There are actually many different IHE domains, and the respective profiles definitely enjoy varying degrees of success. But let's look at the XDS profiles for cross-facility document exchange. The facilities have regulated this process for years themselves within associations or networks - whether via data carrier, VPN connections or via e-mail. The interest in changing the existing infrastructure - in other words, to fully re-devise a well-established process - is not always great. So there need to be clear advantages associated with switching to an IHE-based process.
A further aspect is that paper is patient, and sometimes you can wait in vain for something that is written down to come to life in practice. With IHE, 'sleepers' like this are not as rare as, say, with DICOM. And perhaps that is also because the application scenarios are not always taken from practice, but are sometimes developed via the lens of academia or in a theoretical brainstorming. With IHE XDS, that is certainly not the case. That is also shown in its use at national level in our neighboring countries of Austria and Switzerland, who use IHE as an obligatory requirement for digital files or dossiers.
So what is the recipe for success for a good standard?
The standard needs to be freely accessible. Both the DICOM specification and HL7 were fee-based at the start. That changed - and for DICOM, actually a lot earlier than for HL7. That way small, innovative companies also had the chance to use these standards without charge. In many cases, they also do not have to start from zero, but are able to use one of the similarly free toolkits available. Alongside this, the user needs to identify a genuine benefit, an improvement that ties in with a standard, since such interfaces not uncommonly involve a supplement. And ultimately, it needs backing from the industry. You shouldn't forget that companies need to commit employees who have plenty of feel for the issues and who can further develop the technical specifications, from a business and a practical point of view.

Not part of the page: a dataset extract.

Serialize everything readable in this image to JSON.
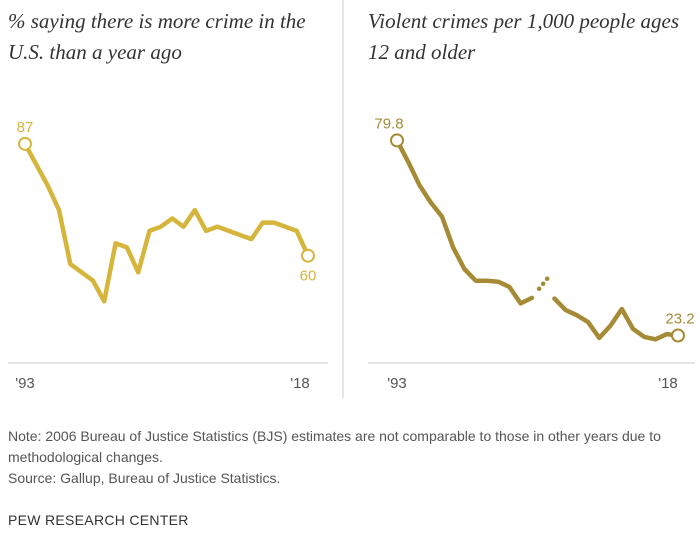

Dr. Jörg Riesmeier is a standards expert from the get-go. Today, he is a freelancer working in training, consultancy and software development, specializing in DICOM and IHE.
Dr. Jörg Riesmeier
It's a fact that without standards such as DICOM and HL7, there wouldn't be companies like VISUS. That would be regrettable not just from the viewpoint of those companies - the market would also be lacking the necessary diversity and strength of innovation. Standards open the way for competition. This, in turn, is the driving spring for technical advancements. A monopolist doesn't need innovations - and therefore stagnates in a proprietary, monopolistic world of progress.
It is only through open, freely-available standards that systems from different manufacturers can interact with one another and thus, jointly, remodel whole workflows. Process innovation is the buzzword here. With it, the challenges in healthcare in the 21st century can also be mastered. The shortage of specialists, for example, demands new ways of designing workflows in the best possible way. Through using intelligent IT in particular, it is currently possible to still ensure sufficient patient contact time for treatment. But insights gained from science should also be implemented - the buzzword here is "personalized medicine". That calls for information from a very wide range of sources. For that to happen, the data needs to be available in a standardized format that can be computer-processed, so that it can be used meaningfully in, for instance, AI applications. For me, the answer is clear: Without open standards, healthcare would be poorer, lacking many necessary innovations. So my call is: Join in, use standards!